Reagan is a researcher working to apply gene editing technologies to improving crop seed traits. Currently he is working with potatoes, which are grown from tubers. This kind of propagation competes with the food supply (10 percent of potatoes are used for replanting) and requires a lot of storage space. These shortcomings could be eliminated if potatoes were planted as seeds. Troublesome genetics, however, have prevented potatoes from being converted to a seed-grown crop. Reagan is working to overcome these problems, seeking to generate potato plants that will have the exact ploidy and genetic composition in each generation, allowing potatoes to have the increased yield, storability, and disease resistance of a seed-grown crop as well as the stable genetics of tubers. In addition, extension of this approach could be valuable to other crops as well.

Regan's professors cited his "intellectual creativity and technical ability" and noted that he has the "skills, determination, and energy to succeed in his quest."

Nicholas Stevers, (UC San Francisco) Biomedical Sciences (Reed Award)

Nick describes his research into "the molecular 'whack-a-mole' of tumor mortality" this way: "As cells divide, the ends of their chromosomes, called telomeres, slowly erode away. Telomeres act like a molecular 'clock' and determine a cell's lifespan.
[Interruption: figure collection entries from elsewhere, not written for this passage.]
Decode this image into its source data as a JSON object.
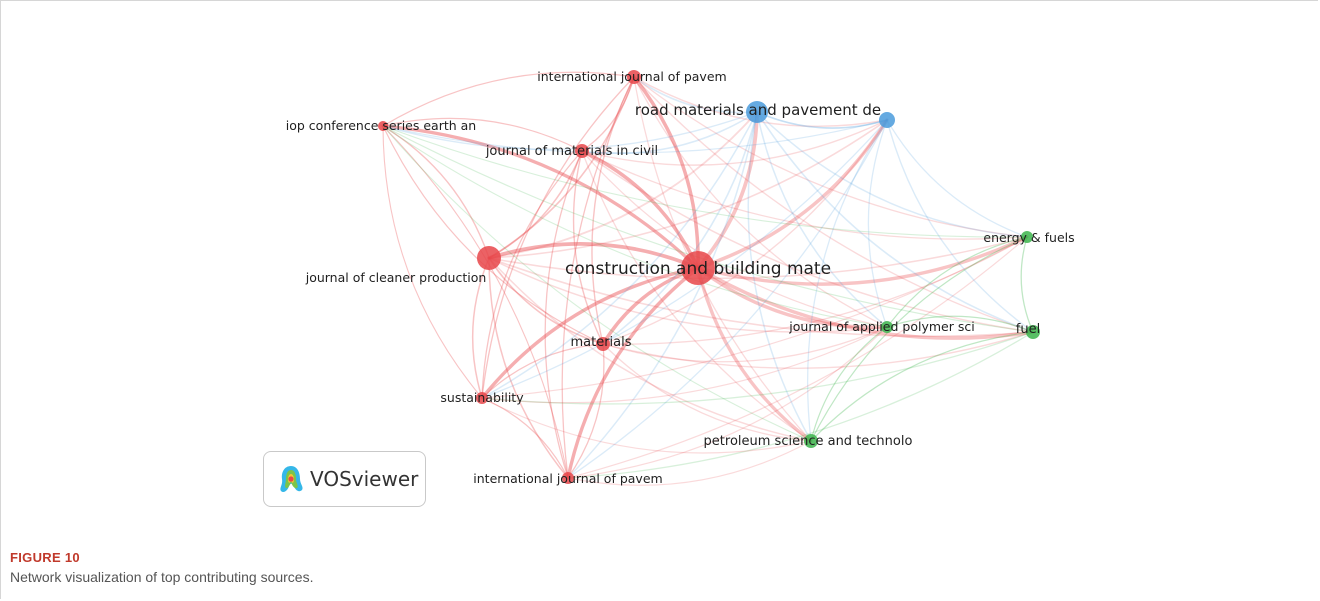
{
  "figure": {
    "label": "FIGURE 10",
    "caption": "Network visualization of top contributing sources."
  },
  "logo": {
    "brand": "VOSviewer",
    "icon": "vosviewer-logo-icon"
  },
  "colors": {
    "cluster1": "#e8474a",
    "cluster2": "#4a9bdc",
    "cluster3": "#3cb44b",
    "label": "#1f1f1f",
    "caption_label": "#c0392b"
  },
  "nodes": [
    {
      "id": "cbm",
      "label": "construction and building mate",
      "cluster": 1,
      "weight": 10
    },
    {
      "id": "jcp",
      "label": "journal of cleaner production",
      "cluster": 1,
      "weight": 6
    },
    {
      "id": "jmc",
      "label": "journal of materials in civil",
      "cluster": 1,
      "weight": 4
    },
    {
      "id": "ijp1",
      "label": "international journal of pavem",
      "cluster": 1,
      "weight": 4
    },
    {
      "id": "ijp2",
      "label": "international journal of pavem",
      "cluster": 1,
      "weight": 3
    },
    {
      "id": "iop",
      "label": "iop conference series earth an",
      "cluster": 1,
      "weight": 2
    },
    {
      "id": "mat",
      "label": "materials",
      "cluster": 1,
      "weight": 4
    },
    {
      "id": "sus",
      "label": "sustainability",
      "cluster": 1,
      "weight": 3
    },
    {
      "id": "rmpd",
      "label": "road materials and pavement de",
      "cluster": 2,
      "weight": 6
    },
    {
      "id": "blue2",
      "label": "",
      "cluster": 2,
      "weight": 4
    },
    {
      "id": "ef",
      "label": "energy & fuels",
      "cluster": 3,
      "weight": 3
    },
    {
      "id": "fuel",
      "label": "fuel",
      "cluster": 3,
      "weight": 4
    },
    {
      "id": "japs",
      "label": "journal of applied polymer sci",
      "cluster": 3,
      "weight": 3
    },
    {
      "id": "pst",
      "label": "petroleum science and technolo",
      "cluster": 3,
      "weight": 3
    }
  ]
}
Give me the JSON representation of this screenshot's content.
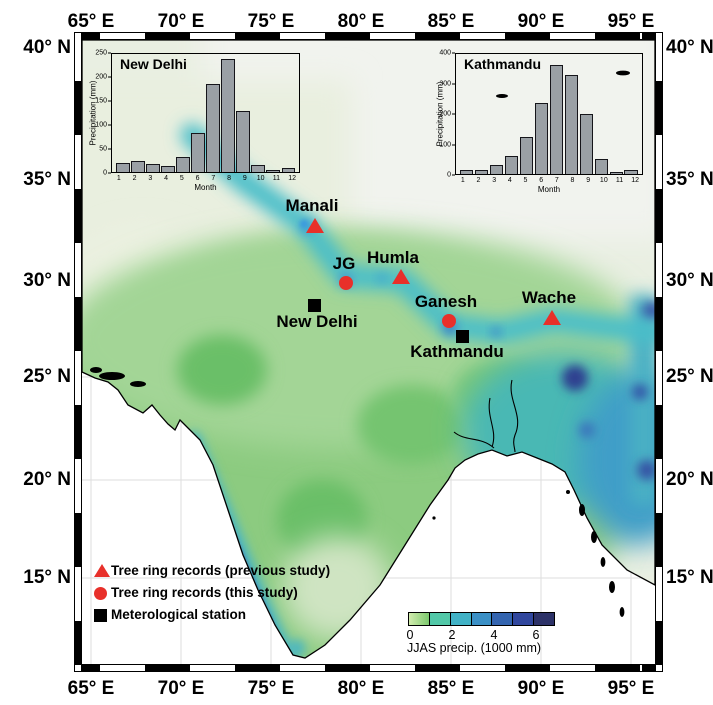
{
  "axes": {
    "top": [
      "65° E",
      "70° E",
      "75° E",
      "80° E",
      "85° E",
      "90° E",
      "95° E"
    ],
    "bottom": [
      "65° E",
      "70° E",
      "75° E",
      "80° E",
      "85° E",
      "90° E",
      "95° E"
    ],
    "left": [
      "40° N",
      "35° N",
      "30° N",
      "25° N",
      "20° N",
      "15° N"
    ],
    "right": [
      "40° N",
      "35° N",
      "30° N",
      "25° N",
      "20° N",
      "15° N"
    ]
  },
  "markers": [
    {
      "name": "Manali",
      "type": "triangle",
      "color": "#e8302a"
    },
    {
      "name": "JG",
      "type": "circle",
      "color": "#e8302a"
    },
    {
      "name": "Humla",
      "type": "triangle",
      "color": "#e8302a"
    },
    {
      "name": "Ganesh",
      "type": "circle",
      "color": "#e8302a"
    },
    {
      "name": "Wache",
      "type": "triangle",
      "color": "#e8302a"
    },
    {
      "name": "New Delhi",
      "type": "square",
      "color": "#000000"
    },
    {
      "name": "Kathmandu",
      "type": "square",
      "color": "#000000"
    }
  ],
  "legend": {
    "items": [
      {
        "icon": "triangle-icon",
        "color": "#e8302a",
        "label": "Tree ring records (previous study)"
      },
      {
        "icon": "circle-icon",
        "color": "#e8302a",
        "label": "Tree ring records (this study)"
      },
      {
        "icon": "square-icon",
        "color": "#000000",
        "label": "Meterological station"
      }
    ]
  },
  "colorbar": {
    "title": "JJAS precip. (1000 mm)",
    "tick_labels": [
      "0",
      "2",
      "4",
      "6"
    ],
    "left_fade": "#d2ecae",
    "colors": [
      "#7cc96e",
      "#52c8a8",
      "#41b2c6",
      "#3b90c6",
      "#3465b0",
      "#31479e",
      "#2d3268"
    ]
  },
  "chart_data": [
    {
      "type": "bar",
      "title": "New Delhi",
      "xlabel": "Month",
      "ylabel": "Precipitation (mm)",
      "categories": [
        "1",
        "2",
        "3",
        "4",
        "5",
        "6",
        "7",
        "8",
        "9",
        "10",
        "11",
        "12"
      ],
      "values": [
        20,
        23,
        16,
        13,
        32,
        83,
        187,
        240,
        130,
        14,
        4,
        9
      ],
      "ylim": [
        0,
        250
      ],
      "yticks": [
        0,
        50,
        100,
        150,
        200,
        250
      ]
    },
    {
      "type": "bar",
      "title": "Kathmandu",
      "xlabel": "Month",
      "ylabel": "Precipitation (mm)",
      "categories": [
        "1",
        "2",
        "3",
        "4",
        "5",
        "6",
        "7",
        "8",
        "9",
        "10",
        "11",
        "12"
      ],
      "values": [
        12,
        15,
        30,
        60,
        123,
        237,
        363,
        330,
        200,
        50,
        7,
        13
      ],
      "ylim": [
        0,
        400
      ],
      "yticks": [
        0,
        100,
        200,
        300,
        400
      ]
    }
  ]
}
Most cells in our body have a limited lifespan because their telomeres shorten over time. However, some cells, like stem cells, can stay young and keep dividing forever because they produce telomerase, a protein that replenishes telomeres. Just like stem cells, over 90 percent of human cancers achieve immortality by reactivating production of telomerase, a requirement for the endless cell division that leads to tumor formation and health consequences. . . . The reversal of telomerase production is a long-standing but unfulfilled goal in cancer therapy. Understanding how these mutations reactivate telomerase production is a critical step toward this objective, but the mechanism remains unresolved for most . . . cancers." Nick is studying the mechanism of reactivation. He has already discovered that at least sixteen different cancer types (likely more than fifty overall) rely on the same exact single mechanism to achieve tumor immortality--the "Achilles heel" of cancer.

In addition to his groundbreaking research, Nick has, in the words of one of his professors, "saved my lab tens of thousands of dollars by repairing mechanics and wiring of our refrigerated centrifuge and two different rotator plates."

Qiyi Zhao, (Stanford) Economics (Hardardt Award)

Qiyi is studying the Reformation's social and economic consequences, which have long interested social scientists. Her dissertation, which examines "how the Reformation arose out of existing urban economic and political structures and how it shaped subsequent economic development through institutional change," challenges a prevailing methodology in the literature. Her study urges caution in using the prevailing "distance from" variables that are popular in Reformation studies (as well as many other studies). She examines what kind of people embraced Protestantism and why, a question economics has overlooked. Finally, she examines to what extent and how Protestants and Catholics traded with each other. She brings new perspectives by "exploring the mechanisms of peaceful coexistence, which would have benefited both societies."

A professor notes that she has, "by combining all the right tools of economic history, called into question a literature that has been extremely influential."